There is little doubt that software will be the biggest driver of technological innovation and business change in the years ahead.
But what will the future commercial model be for how software suppliers make the money they need for continued research and development (R&D)?
Where once hardware was the main force behind IT development as Moore’s Law dictated the pace of progress, today it is the capabilities provided by software that powers the web and the mobile world, as well as global competitiveness and productivity.
Vendors have survived profitably on the traditional model of selling licences
- not always to the satisfaction of customers but the process has worked.
The first challenge came from open source “free” software available to anyone,
although the technical complexity and need for service and support have been
hurdles to overcome.
Nonetheless, now that such a normally conservative sector as schools is turning to open source, its legitimacy in the corporate world cannot be questioned.

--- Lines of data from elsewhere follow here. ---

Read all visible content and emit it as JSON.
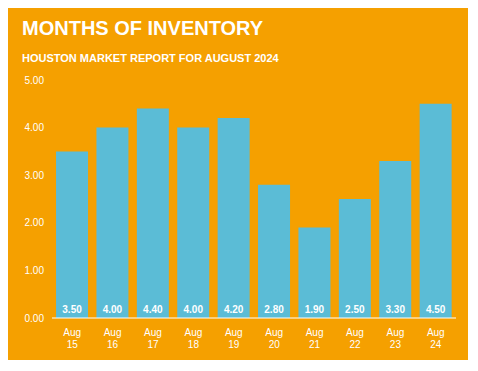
{
  "chart_data": {
    "type": "bar",
    "title": "MONTHS OF INVENTORY",
    "subtitle": "HOUSTON MARKET REPORT FOR AUGUST 2024",
    "categories": [
      "Aug\n15",
      "Aug\n16",
      "Aug\n17",
      "Aug\n18",
      "Aug\n19",
      "Aug\n20",
      "Aug\n21",
      "Aug\n22",
      "Aug\n23",
      "Aug\n24"
    ],
    "values": [
      3.5,
      4.0,
      4.4,
      4.0,
      4.2,
      2.8,
      1.9,
      2.5,
      3.3,
      4.5
    ],
    "value_labels": [
      "3.50",
      "4.00",
      "4.40",
      "4.00",
      "4.20",
      "2.80",
      "1.90",
      "2.50",
      "3.30",
      "4.50"
    ],
    "data_labels": true,
    "color": "#5bbcd6",
    "ylim": [
      0,
      5.0
    ],
    "yticks": [
      {
        "value": 0,
        "label": "0.00"
      },
      {
        "value": 1,
        "label": "1.00"
      },
      {
        "value": 2,
        "label": "2.00"
      },
      {
        "value": 3,
        "label": "3.00"
      },
      {
        "value": 4,
        "label": "4.00"
      },
      {
        "value": 5,
        "label": "5.00"
      }
    ],
    "grid": false
  }
}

However, the buzzword of the moment is cloud computing, a new term that encompasses technologies such as software-as-a-service, grids and virtualisation to offer an alternative route to access applications hosted somewhere out there on the internet.
Such software is rarely purchased using conventional licensing. Some is free, some is paid for on a per-user, per month basis. Look at the biggest software supplier to see the way things are changing. Microsoft is struggling to adapt its Windows and Office-driven income to the demands of the internet a failed attempt (so far) to purchase Yahoo, billions of R&D dollars going into web-hosted applications, and speculation about a new internet-based operating system, codenamed Midori, that could one day replace Windows.
For IT managers, the future of software purchasing may be more unclear than ever, but your options are increasing, and the days of restrictive and often punitive licensing agreements may be coming to an end.